Projenin amacında “Mesleki eğitimde son yıllarda yaşanan iyileşmenin tüm meslek okullarımıza yaygınlaştırılması ve mesleki eğitimin kalitesinin artırılması” yer alıyor, yine proje hakkında “Proje kapsamında seçilen bu okullarda yaklaşık 600 bin öğrenci eğitim alıyor. Okulların seçiminde öğrencilerin devamsızlık oranı, akademik başarı oranı, sınıf tekrarı yapan öğrenci oranı ve örgün eğitim dışına çıkan öğrenci oranı gibi kriterler kullanıldı” deniliyor. Projede somut olarak yapılacaklar konusunda ise, “Amacımız, belirlediğimiz okulları çok boyutlu olarak desteklemek. Öncelikle okul yöneticilerimize ve öğretmenlerimize yönelik eğitim programları başlattık. Diğer taraftan, okulların fiziki altyapısını güçlendiriyoruz. Yeni laboratuvarlar yapacağız, mevcutlarını güncelleyeceğiz. Tüm okullarımıza kütüphane yapacağız. Spor alanları oluşturacağız. Öğrencilerimizin temel ve akademik beceri eksikliklerini telafi etmeye yönelik destek eğitim programları uygulayacağız. Öğrencilerimizin kişisel gelişimlerini desteklemeye yönelik farklı destek programları uygulayacağız. Ayrıca, öğrencilerimizin ebeveynlerinin eğitim düzeylerini artırmalarına yönelik eğitim destekleri sunacağız” deniliyor.1
Ancak çok geçmeden bu projenin ana amacının mesleki eğitimde kalitenin artırılmasından çok projenin başarısı, rantabl çıktılar ve elde edilen döner sermaye geliri olduğu görülüyor. Buna dair en somut veriler ise yine MEB’in sitesinde: “Mesleki Eğitimde 1000 Okul Projesi’nde somut adımlar atılmaya devam ediliyor. Seçilen 1000 okulumuzun 2020 yılında sadece 438’inde döner sermaye işletmesi bulunuyordu. 2020 yılının ilk 11 ayında bu okullarımız üretim kapasitelerini yüzde 42 artırdılar ve 157 milyon liralık üretim yaptılar. Öğrencilerimiz üretimden 11 milyon lira, öğretmenlerimiz ise 25 milyon liralık gelir elde ettiler. 2021 yılında geriye kalan 562 okulumuzda da döner sermaye işletmesi açmayı hedefliyoruz. Bu kapsamda 2021 yılında bu okullarımızın her birine iki yeni atölye kuracağız.”
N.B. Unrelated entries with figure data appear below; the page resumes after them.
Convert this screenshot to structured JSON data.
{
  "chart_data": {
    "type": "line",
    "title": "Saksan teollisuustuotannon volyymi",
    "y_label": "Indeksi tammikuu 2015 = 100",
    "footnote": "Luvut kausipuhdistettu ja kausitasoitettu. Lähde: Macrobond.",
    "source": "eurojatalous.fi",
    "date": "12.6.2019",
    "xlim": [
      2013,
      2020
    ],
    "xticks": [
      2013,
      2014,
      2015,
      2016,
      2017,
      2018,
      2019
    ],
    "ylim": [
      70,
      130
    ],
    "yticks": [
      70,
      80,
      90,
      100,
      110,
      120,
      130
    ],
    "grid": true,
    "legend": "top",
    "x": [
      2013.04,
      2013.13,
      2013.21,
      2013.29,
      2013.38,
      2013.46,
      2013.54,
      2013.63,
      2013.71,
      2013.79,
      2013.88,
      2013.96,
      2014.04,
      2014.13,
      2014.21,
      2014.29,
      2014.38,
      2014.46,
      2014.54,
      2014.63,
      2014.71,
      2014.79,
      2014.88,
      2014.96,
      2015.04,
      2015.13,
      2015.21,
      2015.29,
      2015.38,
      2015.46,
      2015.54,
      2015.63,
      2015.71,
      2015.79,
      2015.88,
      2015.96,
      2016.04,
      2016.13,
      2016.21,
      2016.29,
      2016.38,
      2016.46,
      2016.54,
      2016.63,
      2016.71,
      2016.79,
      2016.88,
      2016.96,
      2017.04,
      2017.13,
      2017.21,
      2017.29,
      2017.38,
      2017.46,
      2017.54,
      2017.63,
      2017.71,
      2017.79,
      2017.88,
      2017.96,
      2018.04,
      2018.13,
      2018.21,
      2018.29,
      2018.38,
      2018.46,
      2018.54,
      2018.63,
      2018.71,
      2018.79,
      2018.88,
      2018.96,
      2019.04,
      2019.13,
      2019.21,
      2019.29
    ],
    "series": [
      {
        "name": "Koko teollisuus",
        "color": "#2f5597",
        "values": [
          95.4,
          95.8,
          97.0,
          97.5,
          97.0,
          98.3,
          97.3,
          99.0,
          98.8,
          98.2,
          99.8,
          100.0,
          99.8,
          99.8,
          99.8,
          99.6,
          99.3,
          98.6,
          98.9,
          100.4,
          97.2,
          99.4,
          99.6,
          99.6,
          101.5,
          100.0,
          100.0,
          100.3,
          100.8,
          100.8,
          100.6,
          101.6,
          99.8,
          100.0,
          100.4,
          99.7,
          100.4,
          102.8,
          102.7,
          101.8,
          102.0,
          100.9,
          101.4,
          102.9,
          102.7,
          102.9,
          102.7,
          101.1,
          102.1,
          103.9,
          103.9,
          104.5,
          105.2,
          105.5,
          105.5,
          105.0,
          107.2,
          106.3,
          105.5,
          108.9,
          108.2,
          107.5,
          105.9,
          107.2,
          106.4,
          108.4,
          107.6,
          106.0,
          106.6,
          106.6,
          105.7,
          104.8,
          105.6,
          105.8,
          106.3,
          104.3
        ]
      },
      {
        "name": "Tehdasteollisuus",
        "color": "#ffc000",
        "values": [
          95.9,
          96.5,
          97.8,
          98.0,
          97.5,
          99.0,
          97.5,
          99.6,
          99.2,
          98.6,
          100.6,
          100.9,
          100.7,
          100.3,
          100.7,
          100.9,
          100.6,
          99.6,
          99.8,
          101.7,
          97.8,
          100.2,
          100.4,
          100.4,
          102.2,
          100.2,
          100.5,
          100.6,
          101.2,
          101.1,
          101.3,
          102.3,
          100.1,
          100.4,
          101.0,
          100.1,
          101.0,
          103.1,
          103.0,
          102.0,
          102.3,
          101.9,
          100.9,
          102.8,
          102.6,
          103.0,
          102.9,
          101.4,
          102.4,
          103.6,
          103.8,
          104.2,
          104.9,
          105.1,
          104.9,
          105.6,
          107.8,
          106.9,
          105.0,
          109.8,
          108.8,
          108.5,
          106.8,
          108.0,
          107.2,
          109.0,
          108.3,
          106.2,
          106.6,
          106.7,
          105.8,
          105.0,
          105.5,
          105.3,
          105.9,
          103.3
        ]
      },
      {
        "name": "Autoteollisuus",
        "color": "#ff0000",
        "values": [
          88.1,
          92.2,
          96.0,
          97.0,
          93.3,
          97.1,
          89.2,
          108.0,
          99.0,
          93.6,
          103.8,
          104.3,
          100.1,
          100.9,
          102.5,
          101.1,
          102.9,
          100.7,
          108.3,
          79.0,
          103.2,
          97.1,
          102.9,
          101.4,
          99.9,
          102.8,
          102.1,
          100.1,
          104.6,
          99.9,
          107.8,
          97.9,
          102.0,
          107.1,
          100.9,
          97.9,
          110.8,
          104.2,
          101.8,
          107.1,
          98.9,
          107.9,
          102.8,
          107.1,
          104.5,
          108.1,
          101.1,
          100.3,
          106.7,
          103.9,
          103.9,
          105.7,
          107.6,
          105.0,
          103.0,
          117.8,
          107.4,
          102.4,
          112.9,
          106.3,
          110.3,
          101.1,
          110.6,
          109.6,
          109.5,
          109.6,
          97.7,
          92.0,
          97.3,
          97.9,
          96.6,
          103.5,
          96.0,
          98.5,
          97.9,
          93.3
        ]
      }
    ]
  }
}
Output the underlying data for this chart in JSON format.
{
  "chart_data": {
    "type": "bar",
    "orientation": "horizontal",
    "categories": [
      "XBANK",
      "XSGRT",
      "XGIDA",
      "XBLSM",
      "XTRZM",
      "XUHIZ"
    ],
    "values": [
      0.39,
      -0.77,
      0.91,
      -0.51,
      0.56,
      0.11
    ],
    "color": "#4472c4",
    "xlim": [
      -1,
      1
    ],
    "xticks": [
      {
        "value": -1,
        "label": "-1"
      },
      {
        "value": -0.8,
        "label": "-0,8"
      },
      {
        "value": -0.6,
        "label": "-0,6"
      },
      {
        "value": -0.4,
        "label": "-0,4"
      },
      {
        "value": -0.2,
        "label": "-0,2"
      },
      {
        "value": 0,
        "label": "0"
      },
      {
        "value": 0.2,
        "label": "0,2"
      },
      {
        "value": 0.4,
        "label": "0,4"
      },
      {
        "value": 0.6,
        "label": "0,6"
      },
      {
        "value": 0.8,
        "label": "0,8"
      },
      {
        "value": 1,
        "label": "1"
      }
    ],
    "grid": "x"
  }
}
Yine MEB’in sitesindeki haberlerde “Millî Eğitim Bakan Yardımcısı, ‘Son iki yılda mesleki eğitimde döner sermaye kapsamında meslek liselerinde yapılan üretim kapasitesini artırmaya ve ‘eğitim-üretim-istihdam’ döngüsünü güçlendirmeye çalıştıklarını’ belirtti. ‘Yapılan düzenlemeler ve planlamalar sonucunda son iki yılda bu kapsamdaki üretimlerden elde edilen gelirin 2018’e göre yüzde 100 artarak 500 milyon lira bandına ulaştığını’ bildiren Bakan Yardımcısı, şunları söyledi2:
“2020’de kovid-19 salgını nedeniyle daha önce üretim yapılabilen çoğu üretim kaleminde sıkıntı yaşanmasına rağmen üretim portföyünde değişikliğe giderek bu sıkıntıyı aşmaya çalıştık. Özellikle maske, dezenfektan, yüz koruyucu siperlik, maske makinesi ve solunum cihazı gibi bu süreçte talep edilen ürünlerin üretimine odaklandık. 2021’de bu kapasiteyi çok daha fazla güçlendireceğiz.”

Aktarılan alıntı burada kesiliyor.